Automatic virtual reconstruction of acetabular fractures using a statistical shape model.

PURPOSE

Automatic virtual reconstruction of complex fractures would be helpful for pre-operative surgical planning. We developed a statistical shape model (SSM) which contains data of 200 intact 3D hemipelves. It allows for quantification of shape differences and is able to reconstruct abnormal shaped pelvises. We applied our SSM to reconstruct elementary and associate type acetabular fractures and assessed the reconstruction performance of the SSM, by comparing the reconstructed shape with the intact contralateral hemipelvis.

METHODS

In this retrospective diagnostic imaging study, we used our SSM to virtually reconstruct fractured hemipelves of eighty-three patients with an acetabular fracture.
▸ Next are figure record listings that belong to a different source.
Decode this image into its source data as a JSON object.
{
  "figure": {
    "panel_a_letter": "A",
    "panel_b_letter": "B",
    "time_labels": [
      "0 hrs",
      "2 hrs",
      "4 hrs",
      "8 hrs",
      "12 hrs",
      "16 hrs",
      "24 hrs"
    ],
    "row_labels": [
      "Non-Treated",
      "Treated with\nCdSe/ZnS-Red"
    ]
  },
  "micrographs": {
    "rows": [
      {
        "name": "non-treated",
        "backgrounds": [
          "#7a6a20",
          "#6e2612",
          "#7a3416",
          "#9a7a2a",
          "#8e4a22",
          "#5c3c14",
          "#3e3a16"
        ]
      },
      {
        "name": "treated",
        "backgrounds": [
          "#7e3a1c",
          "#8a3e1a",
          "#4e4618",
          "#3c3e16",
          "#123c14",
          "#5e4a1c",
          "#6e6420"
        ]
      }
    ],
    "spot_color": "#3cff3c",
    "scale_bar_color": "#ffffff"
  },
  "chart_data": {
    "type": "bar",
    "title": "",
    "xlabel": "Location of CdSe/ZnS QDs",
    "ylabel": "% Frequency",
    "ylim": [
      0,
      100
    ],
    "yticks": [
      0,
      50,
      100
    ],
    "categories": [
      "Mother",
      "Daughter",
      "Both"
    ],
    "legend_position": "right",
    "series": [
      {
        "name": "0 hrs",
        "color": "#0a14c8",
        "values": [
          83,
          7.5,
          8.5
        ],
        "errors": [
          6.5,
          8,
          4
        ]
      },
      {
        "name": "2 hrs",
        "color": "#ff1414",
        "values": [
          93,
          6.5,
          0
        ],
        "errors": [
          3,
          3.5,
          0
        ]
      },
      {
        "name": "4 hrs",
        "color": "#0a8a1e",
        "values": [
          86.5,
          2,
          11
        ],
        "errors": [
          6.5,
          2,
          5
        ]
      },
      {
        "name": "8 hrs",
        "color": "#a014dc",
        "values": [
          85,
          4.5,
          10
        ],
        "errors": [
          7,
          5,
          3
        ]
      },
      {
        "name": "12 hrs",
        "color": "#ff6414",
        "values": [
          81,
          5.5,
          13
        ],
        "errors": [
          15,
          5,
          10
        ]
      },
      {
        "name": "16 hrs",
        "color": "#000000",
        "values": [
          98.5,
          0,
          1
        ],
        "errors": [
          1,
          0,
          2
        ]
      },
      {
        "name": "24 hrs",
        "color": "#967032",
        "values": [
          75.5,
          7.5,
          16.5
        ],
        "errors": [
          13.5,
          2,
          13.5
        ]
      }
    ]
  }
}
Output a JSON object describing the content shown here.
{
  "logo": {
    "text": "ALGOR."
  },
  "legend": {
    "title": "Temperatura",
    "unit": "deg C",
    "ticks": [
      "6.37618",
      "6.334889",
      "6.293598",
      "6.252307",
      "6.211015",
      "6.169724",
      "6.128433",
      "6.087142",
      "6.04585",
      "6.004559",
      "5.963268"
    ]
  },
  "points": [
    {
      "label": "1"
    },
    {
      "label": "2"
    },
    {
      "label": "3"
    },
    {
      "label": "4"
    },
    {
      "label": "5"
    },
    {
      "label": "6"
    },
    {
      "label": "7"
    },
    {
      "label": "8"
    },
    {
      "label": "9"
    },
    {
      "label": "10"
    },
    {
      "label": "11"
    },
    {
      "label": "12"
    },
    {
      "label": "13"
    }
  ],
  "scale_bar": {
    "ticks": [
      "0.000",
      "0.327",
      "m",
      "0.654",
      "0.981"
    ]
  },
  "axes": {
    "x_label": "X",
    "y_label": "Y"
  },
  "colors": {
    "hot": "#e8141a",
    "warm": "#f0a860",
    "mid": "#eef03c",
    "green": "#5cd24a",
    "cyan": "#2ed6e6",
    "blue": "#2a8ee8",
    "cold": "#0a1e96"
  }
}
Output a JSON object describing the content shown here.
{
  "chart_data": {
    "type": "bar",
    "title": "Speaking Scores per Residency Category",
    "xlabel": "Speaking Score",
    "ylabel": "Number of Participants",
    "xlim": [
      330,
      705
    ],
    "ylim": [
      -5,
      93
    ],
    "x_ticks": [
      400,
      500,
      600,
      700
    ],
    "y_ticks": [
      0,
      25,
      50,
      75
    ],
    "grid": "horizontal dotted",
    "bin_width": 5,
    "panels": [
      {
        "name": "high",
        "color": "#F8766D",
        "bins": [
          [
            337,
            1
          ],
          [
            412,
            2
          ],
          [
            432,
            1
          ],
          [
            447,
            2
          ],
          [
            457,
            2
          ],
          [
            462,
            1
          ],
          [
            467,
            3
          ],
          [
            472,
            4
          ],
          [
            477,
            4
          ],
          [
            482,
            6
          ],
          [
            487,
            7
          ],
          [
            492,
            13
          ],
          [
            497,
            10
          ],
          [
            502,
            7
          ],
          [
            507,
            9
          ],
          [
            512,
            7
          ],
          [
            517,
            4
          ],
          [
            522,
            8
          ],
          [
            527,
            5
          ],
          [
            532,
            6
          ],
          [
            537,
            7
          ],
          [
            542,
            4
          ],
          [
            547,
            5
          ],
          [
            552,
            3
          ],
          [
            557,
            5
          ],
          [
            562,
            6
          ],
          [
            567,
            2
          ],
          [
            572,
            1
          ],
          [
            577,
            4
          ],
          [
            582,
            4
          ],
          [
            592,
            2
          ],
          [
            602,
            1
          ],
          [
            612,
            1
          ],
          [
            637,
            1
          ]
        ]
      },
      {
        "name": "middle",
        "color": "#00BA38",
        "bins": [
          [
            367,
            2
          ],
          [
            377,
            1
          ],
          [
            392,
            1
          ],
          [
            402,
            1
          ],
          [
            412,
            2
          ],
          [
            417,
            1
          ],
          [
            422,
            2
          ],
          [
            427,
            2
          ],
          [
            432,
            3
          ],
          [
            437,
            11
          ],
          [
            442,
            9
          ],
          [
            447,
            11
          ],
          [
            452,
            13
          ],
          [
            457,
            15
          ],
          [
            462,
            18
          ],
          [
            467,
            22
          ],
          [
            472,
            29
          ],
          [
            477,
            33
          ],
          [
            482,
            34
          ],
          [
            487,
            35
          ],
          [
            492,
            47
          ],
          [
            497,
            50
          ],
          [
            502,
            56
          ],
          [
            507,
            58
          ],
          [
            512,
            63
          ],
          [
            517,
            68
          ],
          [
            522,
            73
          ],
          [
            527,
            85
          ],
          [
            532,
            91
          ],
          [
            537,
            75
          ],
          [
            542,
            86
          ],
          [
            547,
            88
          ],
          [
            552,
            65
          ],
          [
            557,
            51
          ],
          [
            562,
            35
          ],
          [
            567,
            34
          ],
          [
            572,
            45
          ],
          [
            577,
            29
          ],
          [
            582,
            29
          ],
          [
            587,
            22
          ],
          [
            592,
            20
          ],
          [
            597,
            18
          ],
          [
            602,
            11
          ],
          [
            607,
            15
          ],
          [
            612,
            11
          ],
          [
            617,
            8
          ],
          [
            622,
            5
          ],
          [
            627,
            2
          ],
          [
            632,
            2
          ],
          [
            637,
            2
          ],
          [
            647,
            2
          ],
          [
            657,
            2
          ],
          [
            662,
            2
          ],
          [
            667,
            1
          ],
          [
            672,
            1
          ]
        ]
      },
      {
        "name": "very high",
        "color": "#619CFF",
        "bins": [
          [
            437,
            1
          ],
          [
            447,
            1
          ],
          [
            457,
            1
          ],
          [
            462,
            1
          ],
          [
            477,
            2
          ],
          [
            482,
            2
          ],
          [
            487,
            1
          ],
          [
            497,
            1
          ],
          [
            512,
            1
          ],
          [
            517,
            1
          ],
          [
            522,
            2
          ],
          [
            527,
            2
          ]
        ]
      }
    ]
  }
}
A root mean square error (RMSE) was computed between the reconstructed shape and intact contralateral shape for the whole hemipelvis and for regions relevant for plate-fitting. These plate-fitting relevant regions were defined as: (1) Iliopectineal line length and radius; (2) ischial body line length and radius; (3) acetabular diameter, (4) quadrilateral slope and (5) weight-bearing acetabular dome.

RESULTS

The median RMSE of the whole hemipelvis of the elementary type fractures was 2.2 (1.7-2.5) mm versus 3.2 (2.2-3.9) mm for the associate type fractures (p < 0.001). The median RMSE for the plate-fitting regions of elementary type fractures was 1.7 (1.4-2.1) mm versus 2.7 (2.0-4.1) mm for associate type fractures (p < 0.001).

CONCLUSION

Using a statistical shape model allows for accurate virtual reconstructions of elementary and associate type acetabular fractures within a clinically acceptable range, especially within regions important for plate-fitting. SSM-based reconstructions can serve as a valuable tool for pre-operative planning in clinical practice, when a template of the contralateral hemipelvis is unavailable.